In patients with a BA-top aneurysm in whom clipping was difficult to perform, coil embolization was performed after intentional neck-plastic clipping. This therapy proved effective 1,16,17.
When coil embolization was performed after coil compaction, inserting a microcatheter into the residual aneurysm was relatively easy. However, caution must be exercised with re-clipping, as existing coils can make this procedure difficult to perform 18.

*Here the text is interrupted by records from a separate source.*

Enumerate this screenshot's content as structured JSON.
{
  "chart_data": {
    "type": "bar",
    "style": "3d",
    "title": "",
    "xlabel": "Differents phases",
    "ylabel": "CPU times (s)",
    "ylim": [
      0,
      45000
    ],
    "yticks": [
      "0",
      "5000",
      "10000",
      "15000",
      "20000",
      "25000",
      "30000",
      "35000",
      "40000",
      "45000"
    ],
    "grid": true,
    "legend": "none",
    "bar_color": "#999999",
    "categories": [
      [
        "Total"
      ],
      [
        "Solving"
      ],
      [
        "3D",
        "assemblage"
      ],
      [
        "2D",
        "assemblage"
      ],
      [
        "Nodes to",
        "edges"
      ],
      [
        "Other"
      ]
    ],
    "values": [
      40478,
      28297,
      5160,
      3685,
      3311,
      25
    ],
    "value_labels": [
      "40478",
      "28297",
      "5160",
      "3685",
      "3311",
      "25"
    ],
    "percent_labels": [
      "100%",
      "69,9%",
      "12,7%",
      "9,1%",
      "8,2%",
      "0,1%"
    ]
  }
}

Coil embolization is generally performed on patients with ruptured or unruptured multiple cerebral aneurysms or on patients with an aneurysm on top of the basilar artery 2,19.
Conclusions
In general, cerebral aneurysm is treated by clipping while taking into account factors such as severity and age. In recent years, coil embolization has started to be performed more often. In the treatment of cerebral aneurysm, selecting proper techniques by considering the characteristics of clipping and coil embolization is desirable. In other words, strategizing therapy by taking advantages of the merits of clipping and coil embolization is important 2,10.
Footnotes
* including patients who underwent coil embolization at another institution and those in whom coil embolization was abandoned.